In: Finance
Which option would you select if you had the chose of receiving $1 million dollars in lottery or $100,00 a year over the next 10 years. Current 10 year interest rates are at 5% and the current tax on lottery winnings is 40%. Explain!
We have to calculate the present value of both the alternatives and check which alternative has higher present value.
First we will take the present value of $100000 a year over the next 10 years as per below:
After tax cash flows of $100000 a year over the next 10 years will be :
$100000 * (100% - 40%) = $100000 * 60% = $60000
So, there will be $60000 net cash flows per year for next 10 years.
Since, $60000 payment is equal / uniform every year, so it is a case of annuity. We will use the present value of annuity of $1 table to find the required present value.
Present value = $60000 * PVA (5%, 10 Years)

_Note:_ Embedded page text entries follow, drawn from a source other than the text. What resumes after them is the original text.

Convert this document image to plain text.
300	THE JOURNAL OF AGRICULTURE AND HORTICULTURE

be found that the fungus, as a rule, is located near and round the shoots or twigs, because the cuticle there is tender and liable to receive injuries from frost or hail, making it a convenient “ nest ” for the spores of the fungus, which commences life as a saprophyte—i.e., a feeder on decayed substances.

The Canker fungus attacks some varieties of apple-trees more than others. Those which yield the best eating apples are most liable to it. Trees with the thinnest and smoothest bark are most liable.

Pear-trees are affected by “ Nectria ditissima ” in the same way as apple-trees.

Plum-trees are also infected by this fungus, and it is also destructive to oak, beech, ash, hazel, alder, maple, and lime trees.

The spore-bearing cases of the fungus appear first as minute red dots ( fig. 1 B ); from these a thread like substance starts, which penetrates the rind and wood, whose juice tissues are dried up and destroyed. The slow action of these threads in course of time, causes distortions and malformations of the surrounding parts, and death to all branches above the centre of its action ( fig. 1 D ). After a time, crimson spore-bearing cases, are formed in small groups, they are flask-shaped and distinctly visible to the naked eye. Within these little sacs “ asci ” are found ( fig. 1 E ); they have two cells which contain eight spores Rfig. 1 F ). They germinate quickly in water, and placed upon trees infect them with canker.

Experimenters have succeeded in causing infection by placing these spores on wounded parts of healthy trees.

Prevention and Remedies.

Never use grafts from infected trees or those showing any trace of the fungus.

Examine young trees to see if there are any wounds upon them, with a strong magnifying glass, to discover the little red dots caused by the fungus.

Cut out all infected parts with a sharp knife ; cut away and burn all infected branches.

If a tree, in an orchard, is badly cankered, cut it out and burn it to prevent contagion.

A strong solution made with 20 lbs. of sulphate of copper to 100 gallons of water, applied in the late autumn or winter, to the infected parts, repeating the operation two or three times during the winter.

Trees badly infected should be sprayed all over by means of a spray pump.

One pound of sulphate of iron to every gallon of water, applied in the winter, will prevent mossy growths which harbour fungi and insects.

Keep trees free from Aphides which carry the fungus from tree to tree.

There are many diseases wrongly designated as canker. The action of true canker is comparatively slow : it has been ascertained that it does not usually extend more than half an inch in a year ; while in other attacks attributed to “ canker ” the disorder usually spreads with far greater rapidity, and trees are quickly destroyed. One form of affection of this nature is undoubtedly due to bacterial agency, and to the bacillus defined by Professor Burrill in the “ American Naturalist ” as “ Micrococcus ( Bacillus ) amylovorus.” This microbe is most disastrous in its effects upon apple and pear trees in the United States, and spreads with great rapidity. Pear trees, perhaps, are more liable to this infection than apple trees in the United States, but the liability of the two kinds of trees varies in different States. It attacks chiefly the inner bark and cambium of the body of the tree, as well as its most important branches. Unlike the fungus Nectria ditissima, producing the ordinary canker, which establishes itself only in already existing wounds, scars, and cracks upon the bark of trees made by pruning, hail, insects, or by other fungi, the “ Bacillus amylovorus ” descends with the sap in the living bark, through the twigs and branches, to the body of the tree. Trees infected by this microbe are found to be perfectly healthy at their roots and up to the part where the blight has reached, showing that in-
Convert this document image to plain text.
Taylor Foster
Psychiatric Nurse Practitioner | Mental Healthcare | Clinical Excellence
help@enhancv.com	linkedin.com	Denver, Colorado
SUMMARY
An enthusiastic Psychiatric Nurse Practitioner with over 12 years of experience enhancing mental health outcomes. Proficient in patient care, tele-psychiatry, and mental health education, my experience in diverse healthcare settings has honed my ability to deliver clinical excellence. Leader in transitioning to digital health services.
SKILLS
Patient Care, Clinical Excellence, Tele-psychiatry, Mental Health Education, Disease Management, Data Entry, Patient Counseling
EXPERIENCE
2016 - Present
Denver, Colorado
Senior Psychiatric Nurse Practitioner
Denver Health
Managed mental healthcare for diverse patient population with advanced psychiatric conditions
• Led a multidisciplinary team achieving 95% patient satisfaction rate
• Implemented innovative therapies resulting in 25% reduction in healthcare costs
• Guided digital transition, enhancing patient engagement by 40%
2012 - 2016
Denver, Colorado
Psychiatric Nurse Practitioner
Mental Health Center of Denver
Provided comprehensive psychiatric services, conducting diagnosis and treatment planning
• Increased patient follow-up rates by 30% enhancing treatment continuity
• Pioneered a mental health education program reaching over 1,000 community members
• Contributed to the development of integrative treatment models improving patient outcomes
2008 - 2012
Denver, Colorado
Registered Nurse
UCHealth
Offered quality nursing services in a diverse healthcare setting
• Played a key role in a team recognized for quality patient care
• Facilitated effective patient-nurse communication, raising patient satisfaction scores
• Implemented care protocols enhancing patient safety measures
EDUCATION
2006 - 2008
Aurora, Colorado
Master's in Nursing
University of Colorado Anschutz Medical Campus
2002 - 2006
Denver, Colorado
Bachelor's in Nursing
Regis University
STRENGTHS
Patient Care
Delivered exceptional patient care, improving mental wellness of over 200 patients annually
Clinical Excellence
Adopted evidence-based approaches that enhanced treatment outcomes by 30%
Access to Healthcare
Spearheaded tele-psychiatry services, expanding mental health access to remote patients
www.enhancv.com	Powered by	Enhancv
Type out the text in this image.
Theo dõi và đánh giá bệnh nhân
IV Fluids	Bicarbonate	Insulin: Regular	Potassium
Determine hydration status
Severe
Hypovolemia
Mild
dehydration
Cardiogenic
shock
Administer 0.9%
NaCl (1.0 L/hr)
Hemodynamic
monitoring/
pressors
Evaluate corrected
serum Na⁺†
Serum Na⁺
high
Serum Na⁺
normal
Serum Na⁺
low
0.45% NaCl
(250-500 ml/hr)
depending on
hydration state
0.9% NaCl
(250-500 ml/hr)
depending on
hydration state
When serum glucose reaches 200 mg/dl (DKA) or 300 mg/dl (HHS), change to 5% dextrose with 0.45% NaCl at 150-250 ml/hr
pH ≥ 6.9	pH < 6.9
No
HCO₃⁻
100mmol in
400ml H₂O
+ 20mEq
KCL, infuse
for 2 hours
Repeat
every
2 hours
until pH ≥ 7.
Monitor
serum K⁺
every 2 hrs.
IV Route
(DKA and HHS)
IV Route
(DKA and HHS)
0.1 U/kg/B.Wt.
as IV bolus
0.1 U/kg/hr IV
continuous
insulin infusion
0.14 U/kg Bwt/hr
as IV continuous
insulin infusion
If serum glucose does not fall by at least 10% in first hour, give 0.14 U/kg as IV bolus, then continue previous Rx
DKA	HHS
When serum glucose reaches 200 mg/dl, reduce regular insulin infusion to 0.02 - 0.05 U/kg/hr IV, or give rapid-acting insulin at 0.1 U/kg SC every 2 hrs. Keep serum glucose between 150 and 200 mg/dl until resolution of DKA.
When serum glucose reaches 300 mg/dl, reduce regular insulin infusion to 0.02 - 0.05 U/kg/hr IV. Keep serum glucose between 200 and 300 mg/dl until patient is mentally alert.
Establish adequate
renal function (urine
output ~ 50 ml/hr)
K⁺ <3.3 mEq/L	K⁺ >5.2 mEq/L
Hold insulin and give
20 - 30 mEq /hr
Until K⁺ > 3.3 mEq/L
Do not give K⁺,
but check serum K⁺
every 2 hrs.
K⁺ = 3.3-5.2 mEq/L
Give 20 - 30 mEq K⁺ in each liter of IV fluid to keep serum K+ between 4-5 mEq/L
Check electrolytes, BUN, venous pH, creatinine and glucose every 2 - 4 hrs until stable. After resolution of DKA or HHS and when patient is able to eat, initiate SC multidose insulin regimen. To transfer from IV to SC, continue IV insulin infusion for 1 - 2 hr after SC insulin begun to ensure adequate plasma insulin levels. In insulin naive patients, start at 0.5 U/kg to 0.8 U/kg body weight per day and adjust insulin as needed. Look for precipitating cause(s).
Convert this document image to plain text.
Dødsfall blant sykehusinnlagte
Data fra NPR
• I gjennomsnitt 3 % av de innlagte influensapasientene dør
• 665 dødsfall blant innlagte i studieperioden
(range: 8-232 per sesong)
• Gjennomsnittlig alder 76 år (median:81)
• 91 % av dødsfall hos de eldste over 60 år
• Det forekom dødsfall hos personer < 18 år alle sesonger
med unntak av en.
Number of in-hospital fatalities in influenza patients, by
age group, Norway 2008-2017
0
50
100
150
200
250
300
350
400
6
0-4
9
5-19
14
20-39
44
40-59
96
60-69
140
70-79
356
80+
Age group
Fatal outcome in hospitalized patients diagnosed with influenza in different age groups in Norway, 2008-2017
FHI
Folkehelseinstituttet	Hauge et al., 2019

The value of PVA (5%, 10 years) from the present value of annuity of $1 table is 7.7217. Putting this value in the above equation, we get,
Present value = $60000 * 7.7217 = $463302
Now, the present value of $1 million now is $1 million minus the applicable tax rate, which comes,
Present value = $1000000 * (100% - 40%) = $1000000 * 60% = $600000
As we can see that that the present value of receiving $1 million is more than the present value of receiving $100000 in the next 10 years, so we should accept the option of receiving $1 million today.